Miss Halcombe took it from him and looked at the address.
"A strange handwriting," she said to herself. "Who can Laura's correspondent be? Where did you get this?" she continued, addressing the gardener.
"Well, miss," said the lad, "I just got it from a woman."
"A woman well stricken in age."
"Oh, an old woman. Any one you knew?"
"I canna' tak' it on mysel' to say that she was other than a stranger to me."
"Which way did she go?"
"That gate," said the under-gardener, turning with great deliberation towards the south, and embracing the whole of that part of England with one comprehensive sweep of his arm.
"Curious," said Miss Halcombe; "I suppose it must be a begging- letter. There," she added, handing the letter back to the lad, "take it to the house, and give it to one of the servants. And now, Mr. Hartright, if you have no objection, let us walk this way."
She led me across the lawn, along the same path by which I had followed her on the day after my arrival at Limmeridge.
At the little summer-house, in which Laura Fairlie and I had first seen each other, she stopped, and broke the silence which she had steadily maintained while we were walking together.
"What I have to say to you I can say here."
With those words she entered the summer-house, took one of the chairs at the little round table inside, and signed to me to take the other.
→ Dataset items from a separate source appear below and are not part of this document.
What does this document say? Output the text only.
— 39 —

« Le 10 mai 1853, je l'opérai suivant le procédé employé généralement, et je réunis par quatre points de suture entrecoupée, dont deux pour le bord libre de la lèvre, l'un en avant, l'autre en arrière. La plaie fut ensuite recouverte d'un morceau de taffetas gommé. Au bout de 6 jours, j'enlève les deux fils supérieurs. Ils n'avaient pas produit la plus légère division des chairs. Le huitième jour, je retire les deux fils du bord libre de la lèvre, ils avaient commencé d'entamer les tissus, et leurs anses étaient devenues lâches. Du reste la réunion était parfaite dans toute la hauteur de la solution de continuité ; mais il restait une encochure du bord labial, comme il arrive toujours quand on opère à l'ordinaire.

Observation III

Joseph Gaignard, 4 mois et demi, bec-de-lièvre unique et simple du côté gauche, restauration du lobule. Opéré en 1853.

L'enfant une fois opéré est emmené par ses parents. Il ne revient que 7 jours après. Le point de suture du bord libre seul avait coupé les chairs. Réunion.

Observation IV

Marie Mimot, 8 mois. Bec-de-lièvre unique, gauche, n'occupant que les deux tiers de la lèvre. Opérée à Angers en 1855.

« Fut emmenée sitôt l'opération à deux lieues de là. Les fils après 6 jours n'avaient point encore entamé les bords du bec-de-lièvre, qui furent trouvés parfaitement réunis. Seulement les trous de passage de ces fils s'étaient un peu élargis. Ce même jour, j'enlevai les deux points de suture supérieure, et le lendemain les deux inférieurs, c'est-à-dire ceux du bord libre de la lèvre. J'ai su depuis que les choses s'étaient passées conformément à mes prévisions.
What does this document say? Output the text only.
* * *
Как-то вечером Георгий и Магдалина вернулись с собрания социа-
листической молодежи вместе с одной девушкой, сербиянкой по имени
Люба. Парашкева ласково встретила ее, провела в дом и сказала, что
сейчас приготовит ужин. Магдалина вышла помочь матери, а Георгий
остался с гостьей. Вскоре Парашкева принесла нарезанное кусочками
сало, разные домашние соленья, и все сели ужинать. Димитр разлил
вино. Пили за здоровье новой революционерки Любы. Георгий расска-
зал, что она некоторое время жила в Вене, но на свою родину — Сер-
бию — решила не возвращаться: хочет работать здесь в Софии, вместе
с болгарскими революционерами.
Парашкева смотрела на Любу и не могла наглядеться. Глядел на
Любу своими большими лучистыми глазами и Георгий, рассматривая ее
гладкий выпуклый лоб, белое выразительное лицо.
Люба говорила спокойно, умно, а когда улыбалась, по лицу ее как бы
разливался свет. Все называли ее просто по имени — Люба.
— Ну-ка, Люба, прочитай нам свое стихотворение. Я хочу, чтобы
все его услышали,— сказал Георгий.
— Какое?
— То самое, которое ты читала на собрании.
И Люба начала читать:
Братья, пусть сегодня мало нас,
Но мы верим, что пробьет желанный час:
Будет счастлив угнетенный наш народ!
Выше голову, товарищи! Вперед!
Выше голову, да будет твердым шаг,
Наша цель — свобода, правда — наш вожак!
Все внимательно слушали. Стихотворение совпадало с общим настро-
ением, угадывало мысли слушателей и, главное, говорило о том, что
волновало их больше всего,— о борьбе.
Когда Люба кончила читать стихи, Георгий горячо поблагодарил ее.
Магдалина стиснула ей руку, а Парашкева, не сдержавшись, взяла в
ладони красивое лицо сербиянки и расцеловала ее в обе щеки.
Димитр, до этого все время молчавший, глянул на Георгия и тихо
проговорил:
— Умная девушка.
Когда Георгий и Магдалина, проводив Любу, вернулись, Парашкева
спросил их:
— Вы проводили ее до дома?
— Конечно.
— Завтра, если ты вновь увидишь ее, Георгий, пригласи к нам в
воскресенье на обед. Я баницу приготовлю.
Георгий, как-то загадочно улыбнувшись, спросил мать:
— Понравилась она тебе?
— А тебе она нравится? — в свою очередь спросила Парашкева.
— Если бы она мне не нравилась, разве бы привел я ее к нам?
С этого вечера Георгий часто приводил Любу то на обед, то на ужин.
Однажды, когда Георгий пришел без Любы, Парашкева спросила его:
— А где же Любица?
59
I suspected what was coming when she spoke to me in the breakfast-room; I felt certain of it now.
"Mr. Hartright," she said, "I am going to begin by making a frank avowal to you. I am going to say--without phrase-making, which I detest, or paying compliments, which I heartily despise--that I have come, in the course of your residence with us, to feel a strong friendly regard for you. I was predisposed in your favour when you first told me of your conduct towards that unhappy woman whom you met under such remarkable circumstances. Your management of the affair might not have been prudent, but it showed the self- control, the delicacy, and the compassion of a man who was naturally a gentleman. It made me expect good things from you, and you have not disappointed my expectations."
She paused--but held up her hand at the same time, as a sign that she awaited no answer from me before she proceeded. When I entered the summer-house, no thought was in me of the woman in white. But now, Miss Halcombe's own words had put the memory of my adventure back in my mind. It remained there throughout the interview--remained, and not without a result.